Now as I mentioned, Thrive is not perfect and I’ve seen quirky behavior occasionally on some of the text elements styling– but it is still being improved by it’s creator.
Here are a few of the little annoying quirks with Thrive that I’ve discovered so far.
- Thrive sometimes loses font color and size information while editing a text element if you change bolding or italics. It seems to partly revert to the defaults for that element, unless you duplicate the element and edit properties on the new one.
- Thrive Page Builder has no fixed footer or floating top navigation elements, which marketers like us like to use for timers on sales pages.
- Thrive’s countdown timer element is not easy to customize with colors or font sizes, but with custom CSS, it can be done.
There is no direct way to download your page templates and upload them to another site.However, Thrive DOES let you get at the full HTML of the page from the editor, which you can easily copy into the thrive page builder on another site.

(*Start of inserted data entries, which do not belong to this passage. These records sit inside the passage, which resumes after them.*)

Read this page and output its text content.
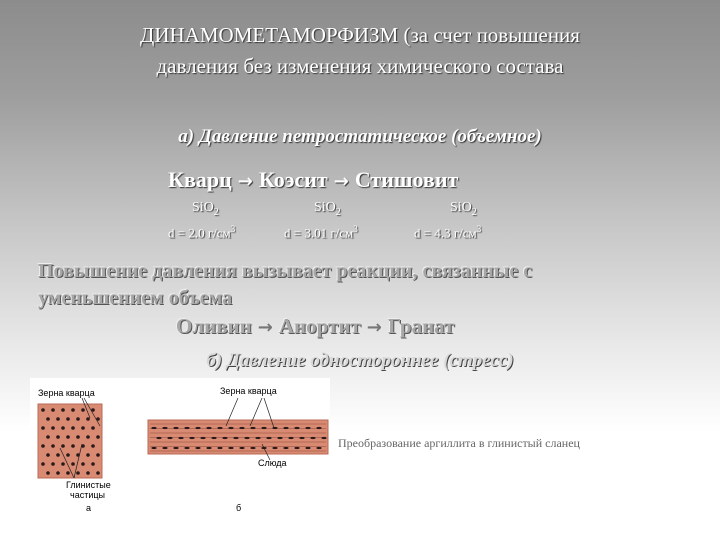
ДИНАМОМЕТАМОРФИЗМ (за счет повышения
давления без изменения химического состава
а) Давление петростатическое (объемное)
Кварц → Коэсит → Стишовит
SiO$_2$	SiO$_2$	SiO$_2$
d = 2.0 $г/см^3$	d = 3.01 $г/см^3$	d = 4.3 $г/см^3$
Повышение давления вызывает реакции, связанные с
уменьшением объема
Оливин → Анортит → Гранат
б) Давление одностороннее (стресс)
Зерна кварца	Зерна кварца
Глинистые
частицы
Слюда
а	б
Преобразование аргиллита в глинистый сланец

UPDATE: Recently the Thrive team has added yet another fantastic feature– the ability to export and import your own templates, making it easy to move pages from site to site for reuse.
Video Demo – How to Build a Complete Page Using Thrive Content Builder
While there are many WordPress webpage builders available with varying features and numbers of templates, Thrive Content Builder resonates with me because of it’s easy, live editing features, great looking templates, and it’s beautiful usable design that spares the user endless clicking and saving and re-saving. And with the fantastic responsive designs and native speed, it’s hands down the winner in my book.